In another world, he might have been a great professor. Instead, he was given God’s work: helping freshmen improve their written compositions.
This left him looking in the mirror, daily, at a failed professor. He hadn’t yet earned the academy’s golden ticket: a tenure-track job.
Therefore, Jon decided to become an MMA fighter.
A black eye and swollen lip would surely get him noticed at the monthly faculty meeting! His attempt at becoming a fighter was thwarted, first by films like Here Comes the Boom, which seemed to usurp his idea of the teacher turned brawler, and second by his innate drive towards scientific analysis.

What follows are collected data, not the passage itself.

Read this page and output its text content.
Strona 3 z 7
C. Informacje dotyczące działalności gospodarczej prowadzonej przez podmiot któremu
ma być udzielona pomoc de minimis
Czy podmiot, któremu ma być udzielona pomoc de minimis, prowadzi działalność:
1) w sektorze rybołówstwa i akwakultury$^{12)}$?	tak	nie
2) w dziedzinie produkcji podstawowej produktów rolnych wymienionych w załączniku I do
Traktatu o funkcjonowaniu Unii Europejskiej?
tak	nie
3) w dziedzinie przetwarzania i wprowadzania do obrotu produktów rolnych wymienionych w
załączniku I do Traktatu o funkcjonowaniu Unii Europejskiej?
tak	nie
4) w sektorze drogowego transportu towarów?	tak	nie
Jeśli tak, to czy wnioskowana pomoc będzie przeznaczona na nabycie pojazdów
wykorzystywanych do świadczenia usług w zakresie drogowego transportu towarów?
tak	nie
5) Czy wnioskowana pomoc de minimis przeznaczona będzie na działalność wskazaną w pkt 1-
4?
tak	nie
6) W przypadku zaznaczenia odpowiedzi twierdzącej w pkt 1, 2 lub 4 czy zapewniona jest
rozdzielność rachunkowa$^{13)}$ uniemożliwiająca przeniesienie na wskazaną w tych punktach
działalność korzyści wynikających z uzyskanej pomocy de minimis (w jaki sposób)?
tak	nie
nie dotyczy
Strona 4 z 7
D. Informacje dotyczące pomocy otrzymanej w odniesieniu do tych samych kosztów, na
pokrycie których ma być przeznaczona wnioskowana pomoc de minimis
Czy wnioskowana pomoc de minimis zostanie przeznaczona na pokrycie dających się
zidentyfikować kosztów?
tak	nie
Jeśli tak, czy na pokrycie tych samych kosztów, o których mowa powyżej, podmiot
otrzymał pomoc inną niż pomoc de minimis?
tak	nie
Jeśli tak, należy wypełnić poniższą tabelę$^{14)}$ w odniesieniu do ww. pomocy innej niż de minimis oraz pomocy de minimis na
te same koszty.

Thus was born his newest book, The Professor in the Cage. It starts off as a memoir of another “failed” professor in American higher education, and ends up an insightful look into humanity’s long term fascination with watching two men beat the snot out of each other.
It is less a story about war, bullying, and duels, and more a story about what is innate in the male version of our species, from an evolutionary perspective. Some have already said that it can be seen as a “guide to men.”
Men—intellectual men—who read this can nod along with the pages in subconscious agreement. They may try to explain “smear the queer” to their equally intellectual wife, and to themselves, while gaining a disdainful glance.
The book is smart, funny, and well researched. It analyses the male “monkey dance” associated with bravado, dueling, and chest bumping that invariably leads to fists thrown (or members of the crew pulling a friend to safety). Jon looks at both the scientific and literary histories, to see what makes men crave physical dominance over one another.
His conclusions are humorous, provocative, and unsettling. Cultural conservatives might pick up on the work and make it the book they have been “waiting” for. Will they use his research to show how “men are men” and “women are women”?
The Professor in the Cage takes a light-hearted approach to understanding the psychology and science surrounding man-on-man violence. Gottschall finds a way to integrate two seemingly incompatible worlds, and does it with excellent prose and the style of a grand storyteller. If you find Jon in a bar in Pittsburgh, order him a cheap bourbon, punch him in the arm, then ask him outside for a dance.